男性のために脱ぐのではない。仕方なく脱がされるのでもない。自分ために、きれいな私を残すために、自己表現のために脱ぐのだ。もちろんその「自己表現」は視られる身体としての女性というジェンダーの非対称性を孕んでいた。だが、宮沢りえのさわやかなヌードは、女性たちのヌードに対する抵抗感、負のイメージを完全に払拭したのだった。

女性たちは追随するようにファッション誌でヌードになった。翌92年に、『アンアン』が篠山紀信撮影による読者ヌードを募集したのである。「きれいな裸」と題された特集では、数千人の応募者の中から選ばれた18人の読者モデルたちが少しぎこちなくポーズを決めていた。もちろん表紙を飾ったのも、一般女性の「きれいな裸」だった。

90年代の「セルフヌード・ブーム」も後押し

女性向けメディアで女性たちが自らの意志でヌードになる。それは、男性ではなく、女性たちに向けた自己表現としてのヌードであった。この頃から、女性たちの間に身体を視られるのではなく、「魅せる」という感覚が芽生えてくる

さらに90年代の半ばになると、女性たちは自らのヌードを自分でも撮るようになる。セルフヌードを自己表現として発表し始めるのだ。ちょうどこの頃台頭してきた蜷川実花や長島有里枝といった女子写真家たちの初期の題材として選ばれたのもセルフヌードだった。

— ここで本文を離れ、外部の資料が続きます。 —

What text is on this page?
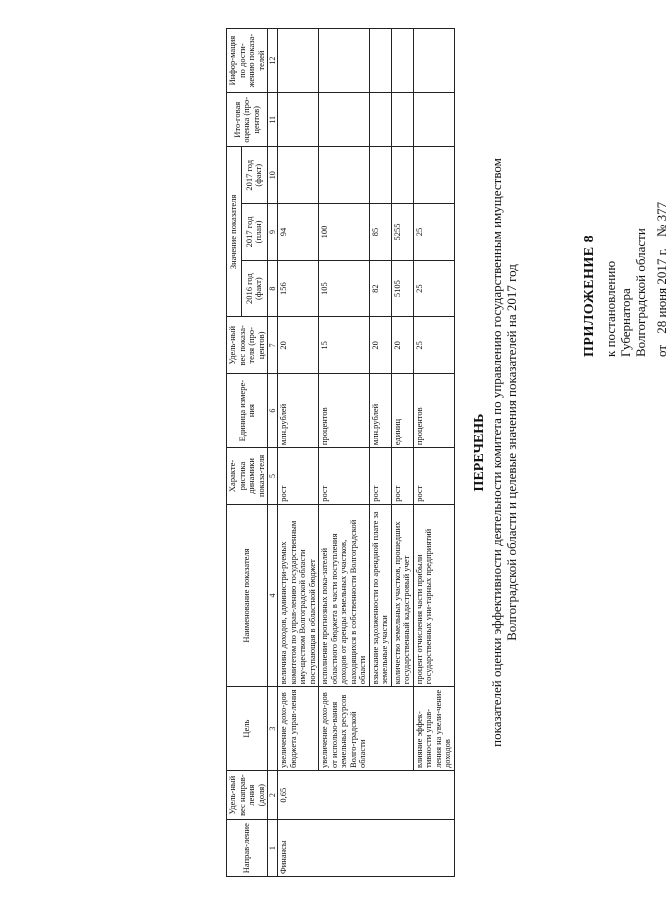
ПРИЛОЖЕНИЕ 8 к постановлению Губернатора Волгоградской области от 28 июня 2017 г. № 377
ПЕРЕЧЕНЬ показателей оценки эффективности деятельности комитета по управлению государственным имуществом Волгоградской области и целевые значения показателей на 2017 год
Направ-ление	Удель-ный вес направ-ления (доля)	Цель	Наименование показателя	Характе-ристика динамики показа-теля	Единица измере-ния	Удель-ный вес показа-теля (про-центов)	Значение показателя			Ито-говая оценка (про-центов)	Инфор-мация по дости-жению показа-телей
							2016 год (факт)	2017 год (план)	2017 год (факт)		
1	2	3	4	5	6	7	8	9	10	11	12
Финансы	0,65	увеличение дохо-дов бюджета управ-ления	величина доходов, администри-руемых комитетом по управ-лению государственным иму-ществом Волгоградской области поступающая в областной бюджет	рост	млн.рублей	20	156	94			
		увеличение дохо-дов от использо-вания земельных ресурсов Волго-градской области	исполнение прогнозных пока-зателей областного бюджета в части поступления доходов от аренды земельных участков, находящихся в собственности Волгоградской области	рост	процентов	15	105	100			
			взыскание задолженности по арендной плате за земельные участки	рост	млн.рублей	20	82	85			
			количество земельных участков, прошедших государственный кадастровый учет	рост	единиц	20	5105	5255			
		влияние эффек-тивности управ-ления на увели-чение доходов	процент отчисления части прибыли государственных уни-тарных предприятий	рост	процентов	25	25	25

『Self-image』(蜷川実花/マッチアンドカンパニー)

女子写真家たちは、自己表現のために戦略的にヌードを使った。それは、視る/視られるというジェンダーの関係を揺さぶり、やがて「魅せる」ことに転化していく。女性たちは魅せることによって、むしろ相手の視線を支配するのだ。しだいに、視る者と視られる者の立場が逆転していくのである。